С этими словами он встал, открыл дверь в соседнюю комнату и пригласил Петера войти. Сердце юноши судорожно сжалось, но он не обратил на это внимания, столь необычайно и поразительно было то, что открылось его глазам. На деревянных полках рядами стояли склянки, наполненные прозрачной жидкостью, и в каждой заключено было чье-нибудь сердце; ко всем склянкам были приклеены ярлыки с именами, и Петер их с любопытством прочел. Он нашел там сердце окружного начальника из Ф., сердце Толстяка Эзехиля, сердце Короля Танцев, сердце старшего лесничего; были там и шесть сердец хлебных скупщиков; восемь сердец офицеров-вербовщиков, три сердца ростовщиков, — короче говоря, это было собрание наиболее почтенных сердец из всех городов и селений на двадцать часов пути окрест.

— Смотри! Все эти люди покончили с житейскими заботами и треволнениями, ни одно ни этих сердец больше не бьется озабоченно и тревожно, а их бывшие обладатели чувствуют себя превосходно, выставив за дверь беспокойного жильца.

— Но что же у них теперь вместо сердца? — спросил Петер, у которого от всего увиденного голова пошла кругом.
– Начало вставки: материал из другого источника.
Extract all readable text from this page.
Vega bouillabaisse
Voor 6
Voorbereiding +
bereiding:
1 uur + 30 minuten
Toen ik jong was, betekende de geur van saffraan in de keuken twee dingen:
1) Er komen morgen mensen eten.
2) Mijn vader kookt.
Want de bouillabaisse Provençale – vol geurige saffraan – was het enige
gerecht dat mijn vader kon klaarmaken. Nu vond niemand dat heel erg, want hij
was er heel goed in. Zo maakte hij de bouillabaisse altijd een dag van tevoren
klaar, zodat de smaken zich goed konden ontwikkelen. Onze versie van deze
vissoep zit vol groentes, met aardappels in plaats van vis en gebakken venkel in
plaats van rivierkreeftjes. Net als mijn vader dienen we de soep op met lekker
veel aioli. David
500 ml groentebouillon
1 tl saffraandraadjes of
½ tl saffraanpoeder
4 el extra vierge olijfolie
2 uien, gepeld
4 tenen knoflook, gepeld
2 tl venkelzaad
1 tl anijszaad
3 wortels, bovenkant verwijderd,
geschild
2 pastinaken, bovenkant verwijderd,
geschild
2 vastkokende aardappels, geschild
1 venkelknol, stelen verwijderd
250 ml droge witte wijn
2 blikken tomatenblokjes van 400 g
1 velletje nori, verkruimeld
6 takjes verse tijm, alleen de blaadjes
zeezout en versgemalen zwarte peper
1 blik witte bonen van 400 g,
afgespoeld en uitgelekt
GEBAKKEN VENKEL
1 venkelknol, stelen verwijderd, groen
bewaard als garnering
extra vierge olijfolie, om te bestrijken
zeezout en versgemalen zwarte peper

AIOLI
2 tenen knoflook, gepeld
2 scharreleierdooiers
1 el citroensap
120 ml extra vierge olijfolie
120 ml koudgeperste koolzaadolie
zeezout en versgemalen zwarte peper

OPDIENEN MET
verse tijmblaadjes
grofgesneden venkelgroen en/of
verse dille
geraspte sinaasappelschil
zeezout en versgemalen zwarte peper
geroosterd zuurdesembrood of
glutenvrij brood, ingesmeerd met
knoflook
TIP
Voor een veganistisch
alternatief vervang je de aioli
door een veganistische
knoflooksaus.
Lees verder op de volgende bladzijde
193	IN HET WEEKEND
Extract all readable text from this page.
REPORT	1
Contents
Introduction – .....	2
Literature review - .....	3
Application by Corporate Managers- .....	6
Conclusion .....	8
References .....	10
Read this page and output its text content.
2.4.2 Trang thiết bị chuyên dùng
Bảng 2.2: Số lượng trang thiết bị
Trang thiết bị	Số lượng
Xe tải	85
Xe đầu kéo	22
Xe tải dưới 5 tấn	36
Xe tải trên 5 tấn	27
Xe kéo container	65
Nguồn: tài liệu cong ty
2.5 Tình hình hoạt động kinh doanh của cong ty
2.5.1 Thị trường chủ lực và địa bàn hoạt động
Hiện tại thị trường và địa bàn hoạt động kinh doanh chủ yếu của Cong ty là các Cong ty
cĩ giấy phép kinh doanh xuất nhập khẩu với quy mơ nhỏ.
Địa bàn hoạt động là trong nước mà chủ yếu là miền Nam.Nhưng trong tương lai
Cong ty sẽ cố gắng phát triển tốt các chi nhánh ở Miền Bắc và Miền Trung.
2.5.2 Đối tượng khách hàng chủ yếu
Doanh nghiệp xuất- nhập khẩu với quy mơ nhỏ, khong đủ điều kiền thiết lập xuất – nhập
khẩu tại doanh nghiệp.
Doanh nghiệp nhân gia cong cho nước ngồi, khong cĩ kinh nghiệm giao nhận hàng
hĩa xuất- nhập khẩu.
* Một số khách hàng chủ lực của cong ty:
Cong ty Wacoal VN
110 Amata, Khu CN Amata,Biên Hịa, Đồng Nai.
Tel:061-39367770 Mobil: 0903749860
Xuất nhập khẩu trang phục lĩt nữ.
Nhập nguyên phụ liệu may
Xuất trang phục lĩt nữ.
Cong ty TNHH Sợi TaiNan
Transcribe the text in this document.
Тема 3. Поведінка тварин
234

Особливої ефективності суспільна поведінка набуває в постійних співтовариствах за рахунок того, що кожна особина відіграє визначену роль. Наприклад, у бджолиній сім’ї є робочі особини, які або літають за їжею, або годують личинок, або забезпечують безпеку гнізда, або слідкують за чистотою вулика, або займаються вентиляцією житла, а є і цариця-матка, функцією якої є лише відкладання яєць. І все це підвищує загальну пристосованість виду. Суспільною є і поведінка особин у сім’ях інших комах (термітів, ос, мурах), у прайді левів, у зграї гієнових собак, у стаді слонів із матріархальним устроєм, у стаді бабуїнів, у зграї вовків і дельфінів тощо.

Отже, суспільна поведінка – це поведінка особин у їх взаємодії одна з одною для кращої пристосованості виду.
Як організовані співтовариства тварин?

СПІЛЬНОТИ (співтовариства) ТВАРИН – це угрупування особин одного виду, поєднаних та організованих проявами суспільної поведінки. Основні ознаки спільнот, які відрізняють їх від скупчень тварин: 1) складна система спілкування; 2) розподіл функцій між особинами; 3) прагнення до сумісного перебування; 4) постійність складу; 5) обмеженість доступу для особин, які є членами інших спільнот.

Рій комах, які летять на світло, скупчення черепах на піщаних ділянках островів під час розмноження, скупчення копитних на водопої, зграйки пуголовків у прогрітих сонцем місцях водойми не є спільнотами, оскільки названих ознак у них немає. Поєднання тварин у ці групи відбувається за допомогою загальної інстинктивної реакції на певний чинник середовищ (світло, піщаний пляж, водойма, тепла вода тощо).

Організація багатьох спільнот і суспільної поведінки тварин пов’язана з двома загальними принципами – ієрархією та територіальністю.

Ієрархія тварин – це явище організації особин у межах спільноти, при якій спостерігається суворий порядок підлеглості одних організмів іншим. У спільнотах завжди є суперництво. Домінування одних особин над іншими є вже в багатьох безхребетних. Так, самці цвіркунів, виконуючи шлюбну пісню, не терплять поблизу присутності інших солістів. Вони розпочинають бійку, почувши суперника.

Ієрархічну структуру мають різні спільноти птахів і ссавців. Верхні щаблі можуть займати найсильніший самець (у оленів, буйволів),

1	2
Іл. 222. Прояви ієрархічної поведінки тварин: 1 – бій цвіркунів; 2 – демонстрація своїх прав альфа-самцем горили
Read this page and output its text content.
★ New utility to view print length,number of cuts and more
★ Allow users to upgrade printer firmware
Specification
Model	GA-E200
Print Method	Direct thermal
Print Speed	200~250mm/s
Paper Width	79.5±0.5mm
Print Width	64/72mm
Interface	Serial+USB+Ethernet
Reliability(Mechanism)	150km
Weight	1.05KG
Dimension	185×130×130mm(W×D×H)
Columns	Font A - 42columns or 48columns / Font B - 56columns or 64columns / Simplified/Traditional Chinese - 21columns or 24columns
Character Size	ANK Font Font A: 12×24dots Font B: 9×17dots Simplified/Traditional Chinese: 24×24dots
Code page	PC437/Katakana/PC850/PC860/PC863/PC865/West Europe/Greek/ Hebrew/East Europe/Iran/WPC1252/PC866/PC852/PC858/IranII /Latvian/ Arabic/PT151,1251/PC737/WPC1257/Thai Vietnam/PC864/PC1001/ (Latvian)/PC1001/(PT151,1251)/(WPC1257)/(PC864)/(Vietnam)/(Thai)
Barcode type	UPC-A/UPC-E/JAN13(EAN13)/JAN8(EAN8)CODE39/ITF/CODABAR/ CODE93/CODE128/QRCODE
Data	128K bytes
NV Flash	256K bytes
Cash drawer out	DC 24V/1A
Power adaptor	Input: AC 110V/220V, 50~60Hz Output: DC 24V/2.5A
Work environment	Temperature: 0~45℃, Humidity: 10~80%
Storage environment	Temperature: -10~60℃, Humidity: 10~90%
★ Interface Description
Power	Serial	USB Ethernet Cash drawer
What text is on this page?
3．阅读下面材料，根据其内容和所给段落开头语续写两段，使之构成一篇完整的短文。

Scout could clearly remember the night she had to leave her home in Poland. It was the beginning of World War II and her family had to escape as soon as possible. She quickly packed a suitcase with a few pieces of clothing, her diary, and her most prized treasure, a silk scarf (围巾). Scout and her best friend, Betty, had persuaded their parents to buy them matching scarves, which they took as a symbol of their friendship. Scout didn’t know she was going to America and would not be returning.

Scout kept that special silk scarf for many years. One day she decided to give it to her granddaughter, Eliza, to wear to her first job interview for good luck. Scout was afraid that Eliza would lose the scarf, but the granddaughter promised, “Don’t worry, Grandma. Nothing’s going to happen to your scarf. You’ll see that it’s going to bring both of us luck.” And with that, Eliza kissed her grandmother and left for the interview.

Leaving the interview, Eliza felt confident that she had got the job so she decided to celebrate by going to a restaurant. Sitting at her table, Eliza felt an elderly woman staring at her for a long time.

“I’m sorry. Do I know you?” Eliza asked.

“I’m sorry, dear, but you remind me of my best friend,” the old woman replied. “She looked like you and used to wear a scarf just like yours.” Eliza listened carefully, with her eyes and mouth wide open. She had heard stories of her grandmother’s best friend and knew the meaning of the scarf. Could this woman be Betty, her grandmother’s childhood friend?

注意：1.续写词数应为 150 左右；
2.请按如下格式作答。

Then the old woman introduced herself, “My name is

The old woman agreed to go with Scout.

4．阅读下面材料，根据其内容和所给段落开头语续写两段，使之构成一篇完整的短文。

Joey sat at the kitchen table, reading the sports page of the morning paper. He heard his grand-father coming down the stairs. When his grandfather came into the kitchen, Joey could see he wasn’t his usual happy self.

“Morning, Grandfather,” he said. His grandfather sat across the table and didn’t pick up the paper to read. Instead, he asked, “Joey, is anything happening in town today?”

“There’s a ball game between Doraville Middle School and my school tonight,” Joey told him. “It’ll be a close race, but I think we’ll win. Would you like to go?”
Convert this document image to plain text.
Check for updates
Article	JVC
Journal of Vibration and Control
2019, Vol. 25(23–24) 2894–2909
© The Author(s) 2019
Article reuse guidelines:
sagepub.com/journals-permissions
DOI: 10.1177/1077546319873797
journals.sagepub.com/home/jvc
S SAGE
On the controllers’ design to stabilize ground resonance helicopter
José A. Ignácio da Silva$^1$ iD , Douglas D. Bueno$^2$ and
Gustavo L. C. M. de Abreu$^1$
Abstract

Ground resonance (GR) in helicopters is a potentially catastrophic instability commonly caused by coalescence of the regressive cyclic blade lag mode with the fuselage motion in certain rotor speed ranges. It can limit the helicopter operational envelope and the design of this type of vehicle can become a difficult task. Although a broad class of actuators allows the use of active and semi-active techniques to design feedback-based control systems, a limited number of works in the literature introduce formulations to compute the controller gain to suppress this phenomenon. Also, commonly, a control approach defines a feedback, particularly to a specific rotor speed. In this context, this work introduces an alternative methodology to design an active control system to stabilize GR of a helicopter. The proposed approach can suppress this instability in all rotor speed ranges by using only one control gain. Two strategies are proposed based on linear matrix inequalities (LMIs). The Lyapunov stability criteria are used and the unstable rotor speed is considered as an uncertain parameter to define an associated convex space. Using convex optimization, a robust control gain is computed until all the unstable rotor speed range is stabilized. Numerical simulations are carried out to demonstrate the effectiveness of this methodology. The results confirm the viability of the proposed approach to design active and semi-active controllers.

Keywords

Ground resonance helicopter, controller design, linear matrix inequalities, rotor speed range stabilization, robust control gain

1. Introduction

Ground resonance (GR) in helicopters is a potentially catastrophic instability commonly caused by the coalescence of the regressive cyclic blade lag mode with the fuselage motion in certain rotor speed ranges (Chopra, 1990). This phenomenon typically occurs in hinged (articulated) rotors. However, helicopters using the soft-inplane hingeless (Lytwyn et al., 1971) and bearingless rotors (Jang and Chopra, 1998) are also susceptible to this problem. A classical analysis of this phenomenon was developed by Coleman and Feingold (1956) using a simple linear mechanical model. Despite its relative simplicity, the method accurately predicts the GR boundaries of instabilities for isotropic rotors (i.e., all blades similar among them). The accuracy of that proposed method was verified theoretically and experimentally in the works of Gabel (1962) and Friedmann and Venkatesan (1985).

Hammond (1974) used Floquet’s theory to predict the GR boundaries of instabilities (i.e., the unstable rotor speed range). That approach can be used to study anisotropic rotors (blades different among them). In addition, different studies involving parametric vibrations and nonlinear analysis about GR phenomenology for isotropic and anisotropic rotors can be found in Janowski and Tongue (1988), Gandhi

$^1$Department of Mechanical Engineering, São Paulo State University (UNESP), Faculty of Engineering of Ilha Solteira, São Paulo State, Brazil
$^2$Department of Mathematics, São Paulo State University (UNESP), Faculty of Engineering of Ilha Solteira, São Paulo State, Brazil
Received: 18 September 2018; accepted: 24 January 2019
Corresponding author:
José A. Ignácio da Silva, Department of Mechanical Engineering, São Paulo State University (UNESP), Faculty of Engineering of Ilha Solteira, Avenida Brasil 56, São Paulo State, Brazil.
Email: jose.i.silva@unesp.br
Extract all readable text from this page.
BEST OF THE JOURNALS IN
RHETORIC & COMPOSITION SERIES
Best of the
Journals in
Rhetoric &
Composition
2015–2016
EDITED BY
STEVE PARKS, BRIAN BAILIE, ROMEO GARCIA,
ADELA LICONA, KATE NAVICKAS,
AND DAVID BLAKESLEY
— А вот это, — ответил Голландец Михель; он полез в ящик и протянул Петеру каменное сердце.

— Вот оно что! — изумился тот, не в силах противиться дрожи, пронизавшей всё его тело. — Сердце из мрамора?

Но послушай, господин Михель, ведь от такого сердца в груди должно быть ой-ой как холодно?

— Разумеется, но этот холод приятный. А на что человеку горячее сердце? Зимой оно тебя не согреет — хорошая вишневая наливка горячит вернее, чем самое горячее сердце, а летом, когда все изнывают от жары, ты и не поверишь, какую прохладу дарует такое сердце. И, как я уже говорил, ни тревога, ни страх, ни дурацкое сострадание, ни какие-либо иные горести не достучатся до этого сердца.

— И это всё, что вы можете мне дать? — с досадой спросил Петер. — Я надеялся получить деньги, а вы предлагаете мне камень.

— Ну, думаю, ста тысяч гульденов на первых порах тебе хватит. Если ты дашь им разумное употребление, то вскорости станешь миллионером.

— Сто тысяч? — в восторге вскричал бедный угольщик. — Да перестань же, сердце, так бешено колотиться в моей груди! Скоро мы с тобой распростимся. Ладно, Михель! Давайте мне камень и деньги и, так и быть, вынимайте из клетки этого колотилу!

— Я знал, что ты парень с головой, — отвечал Голландец, ласково улыбаясь, — пойдем выпьем ещё по стаканчику, а потом я отсчитаю тебе деньги.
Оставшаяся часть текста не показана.